Così riferì nel 1592 all'inquisitore veneziano dei suoi dubbi sulla Trinità, ammettendo di aver «dubitato circa il nome di persona del figliolo e dello Spirito Santo, non intendendo queste due persone distinte dal Padre», ma considerando, neoplatonicamente , il Figlio l' intelletto e lo Spirito, lt pitagoricamente , l' amore del Padre o l'anima del mondo, non dunque persone o sostanze distinte, ma manifestazioni divine.
La fuga da Napoli
Denunciato da fra Agostino al padre provinciale Domenico Vita, Bruno partì da Napoli e andò a Roma nel 1576, ospite del convento domenicano di Santa Maria sopra Minerva . Sono anni di gravi disordini: a Roma sembra non farsi altro, scriveva il cronista marchigiano Gualtiero Gualtieri , che "rubare e ammazzare: molti gettati nel Tevere". Anche Bruno è accusato di aver ammazzato e gettato nel fiume un frate, abbandona allora l'abito domenicano, riassume il nome di Filippo e incomincia un lungo pellegrinaggio attraverso le città di Savona, Torino, Venezia dove imperversa la peste facendo migliaia di vittime anche illustri fra i quali Tiziano, va a Padova dove, dietro consiglio di alcuni domenicani, riprende il saio, quindi Brescia.
Nel 1579 è a Ginevra, città dove è presente una numerosa colonia di italiani riformati , aderisce al calvinismo e trova lavoro come correttore di bozze. È probabile che Bruno volesse farsi notare, dimostrare l'eccellenza della sua preparazione filosofica e delle sue capacità didattiche per ottenere un incarico d'insegnante, costante ambizione di tutta la sua vita. Anche la sua adesione al calvinismo era mirata a questo scopo; Bruno fu in realtà indifferente a tutte le confessioni religiose: nella misura in cui l'adesione a una religione storica non pregiudicasse le sue convinzioni filosofiche e la libertà di professarle, egli sarebbe stato cattolico in Italia , calvinista in Svizzera , anglicano in Inghilterra e luterano in lt Germania .
Nel 1592 si stabilì in casa del patrizio veneziano Mocenigo, questi il 23 maggio presentò all' Inquisizione una denuncia scritta, accusandolo di blasfemia, di disprezzare le religioni, di non credere nella Trinità divina e nella transustanziazione, di credere nell'eternità del mondo e nell'esistenza di mondi infiniti, di praticare arti magiche, di credere nella metempsicosi , di negare la verginità di Maria e le punizioni divine.

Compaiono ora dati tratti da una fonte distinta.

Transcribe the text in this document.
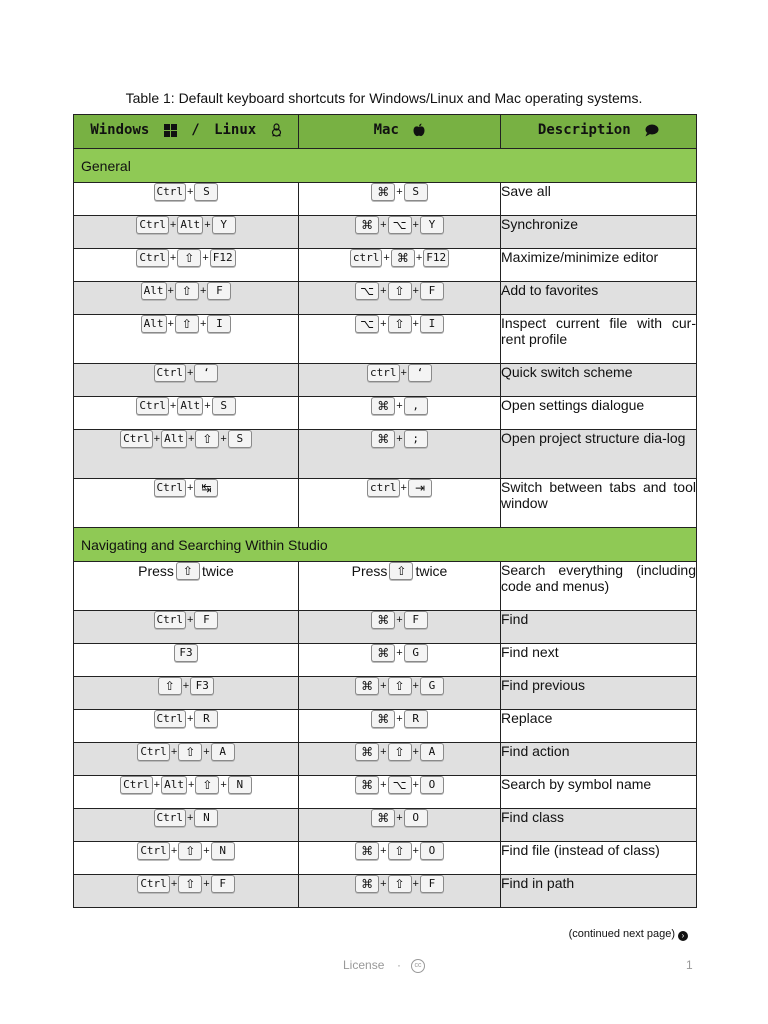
Table 1: Default keyboard shortcuts for Windows/Linux and Mac operating systems.
Windows / Linux	Mac	Description
General		
Ctrl + S	⌘ + S	Save all
Ctrl + Alt + Y	⌘ + ⌥ + Y	Synchronize
Ctrl + ⇧ + F12	ctrl + ⌘ + F12	Maximize/minimize editor
Alt + ⇧ + F	⌥ + ⇧ + F	Add to favorites
Alt + ⇧ + I	⌥ + ⇧ + I	Inspect current file with cur-rent profile
Ctrl + ‘	ctrl + ‘	Quick switch scheme
Ctrl + Alt + S	⌘ + ,	Open settings dialogue
Ctrl + Alt + ⇧ + S	⌘ + ;	Open project structure dia-log
Ctrl + ↹	ctrl + ⇥	Switch between tabs and tool window
Navigating and Searching Within Studio		
Press ⇧ twice	Press ⇧ twice	Search everything (including code and menus)
Ctrl + F	⌘ + F	Find
F3	⌘ + G	Find next
⇧ + F3	⌘ + ⇧ + G	Find previous
Ctrl + R	⌘ + R	Replace
Ctrl + ⇧ + A	⌘ + ⇧ + A	Find action
Ctrl + Alt + ⇧ + N	⌘ + ⌥ + O	Search by symbol name
Ctrl + N	⌘ + O	Find class
Ctrl + ⇧ + N	⌘ + ⇧ + O	Find file (instead of class)
Ctrl + ⇧ + F	⌘ + ⇧ + F	Find in path
(continued next page) ›
License ·	cc	1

Quella sera stessa Bruno fu arrestato e rinchiuso nelle carceri dell'Inquisizione di Venezia, in San Domenico a Castello.
L'Inquisizione
L'Inquisizione romana chiede però la sua estradizione, che viene concessa, dopo qualche esitazione, dal Senato veneziano. Il 27 febbraio 1593 Bruno è rinchiuso nelle carceri romane del Palazzo del Sant'Uffizio. Giordano Bruno non rinnegò i fondamenti della sua filosofia: ribadì l'infinità dell'universo, la molteplicità dei mondi. All'obiezione dell'inquisitore, che gli contesta che nella Bibbia è scritto che la «Terra stat in aeternum» e il sole nasce e tramonta, risponde che vediamo il sole «nascere e tramontare perché la terra se gira circa il proprio centro»; alla contestazione che la sua posizione contrasta con «l'autorità dei Santi Padri», risponde che quelli «sono meno de' filosofi prattichi e meno attenti alle cose della natura»
Giordano Bruno fu forse torturato alla fine di marzo 1597, secondo la decisione della Congregazione. Il 12 gennaio 1599 è invitato ad abiurare otto proposizioni eretiche, nelle quali si comprendevano la sua negazione della creazione divina, dell'immortalità dell'anima, la sua concezione dell'infinità dell'universo e del movimento della Terra, dotata anche di anima, e di concepire gli astri come angeli. La sua disponibilità ad abiurare, a condizione che le proposizioni siano riconosciute eretiche non da sempre, ma solo ex nunc, è respinta dalla Congregazione dei cardinali inquisitori, tra i quali il Bellarmino.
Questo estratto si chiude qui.